Ce soir-là, le parquet national antiterroriste (Pnat) a annoncé leur mise en examen pour plusieurs infractions de droit commun, notamment le vol en bande organisée, le transport et la cession d’armes. Les six hommes ont été placés en détention provisoire.

Les investigations ont débuté après la découverte, dans la soirée du 11 juillet, d’une voiture dans un quartier passant de Sarcelles, une ville de 60 000 habitants au nord de Paris. À l’intérieur, la police a retrouvé un fusil d’assaut de type Kalachnikov, un pistolet Beretta, ainsi que plusieurs chargeurs.

Des éléments liés à une attaque antisémite évoqués, mais sans preuve directe

Le 12 juillet, le président de la communauté juive de Sarcelles, Moïse Kahloun, avait indiqué qu’il serait « regrettable d’attribuer prématurément cet événement à une cible antisémite » si les investigations montraient une autre réalité. Il a précisé qu’aucun élément ne permettait à ce stade d’établir un lien direct avec la communauté juive, même si un cinéma avait été évacué, contrairement à une synagogue.

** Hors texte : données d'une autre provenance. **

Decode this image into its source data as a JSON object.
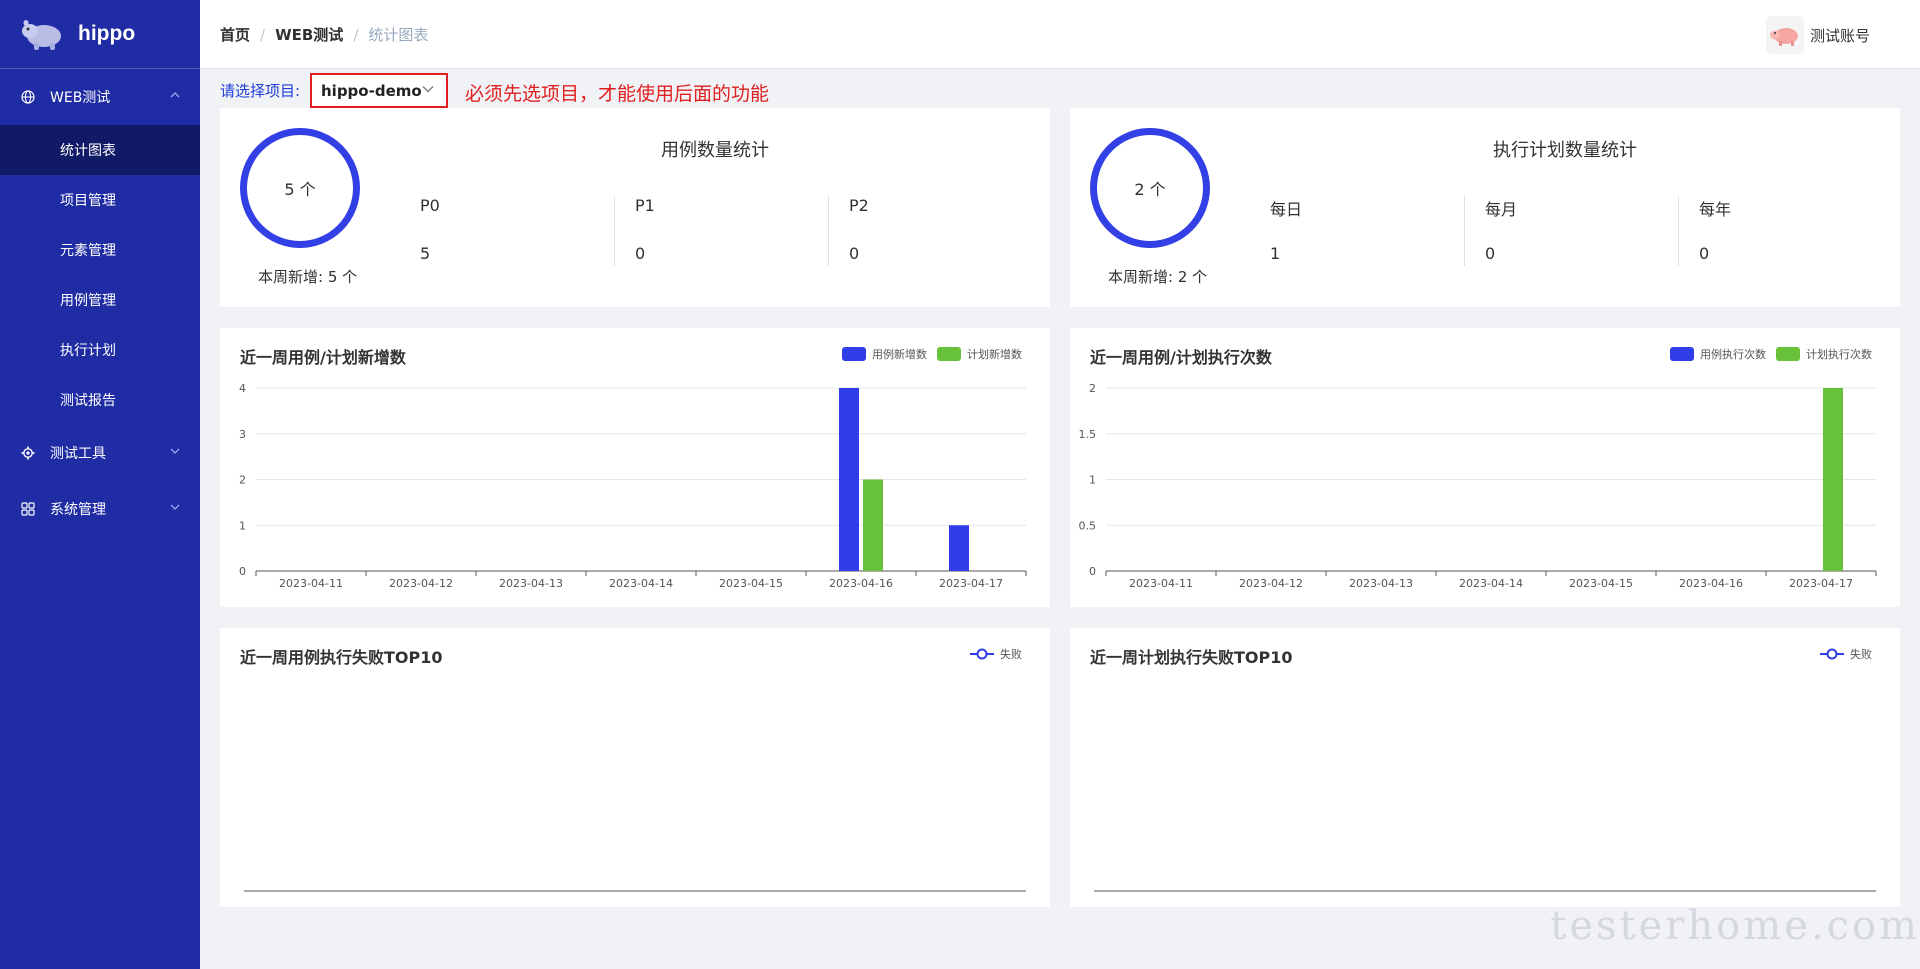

Le parquet a également précisé que l’enquête ne visait pas uniquement une piste antisémite, mais s’inscrivait dans une démarche de lutte contre un possible projet terroriste. Une information judiciaire pour association de malfaiteurs terroriste criminelle a été ouverte, permettant de poursuivre les investigations contre des personnes non encore identifiées, notamment pour préciser le projet d’action violente.

Les suspects et leurs rôles potentiels

Concernant les six hommes mis en examen, le ministère public indique que l’enquête n’a pas encore permis d’établir leur connaissance du projet terroriste à ce stade. Ils sont soupçonnés d’avoir participé au convoyage du véhicule découvert le 11 juillet, ou d’avoir fourni ou livré les armes retrouvées.

Le parquet avait requis leur mise en examen pour vol en bande organisée, recel en bande organisée, association de malfaiteurs criminelle et délictuelle, ainsi que pour l’acquisition, la détention, le transport et la cession d’armes de catégories A et B en réunion.

Un des avocats de l’un des suspects a déclaré que son client, un quadragénaire, réfutait tout lien avec une action terroriste. Il est poursuivi pour transport et acquisition d’armes, ainsi que pour association de malfaiteurs.

Le véhicule suspect et l’enquête en cours

Les investigations visent également à identifier les commanditaires de la livraison du véhicule Toyota dans lequel ont été retrouvées les armes. Ce véhicule, stationné à proximité d’un cinéma, avait été signalé par les autorités le 11 juillet et découvert par la police dans le Val-d’Oise.

Par ailleurs, le 21 juillet, huit hommes âgés de 22 à 40 ans ont été interpellés en région parisienne. Un autre, âgé de 23 ans, était déjà en détention dans le cadre d’une procédure distincte. Certains d’entre eux ont vu leur garde à vue levée sans poursuite à ce stade.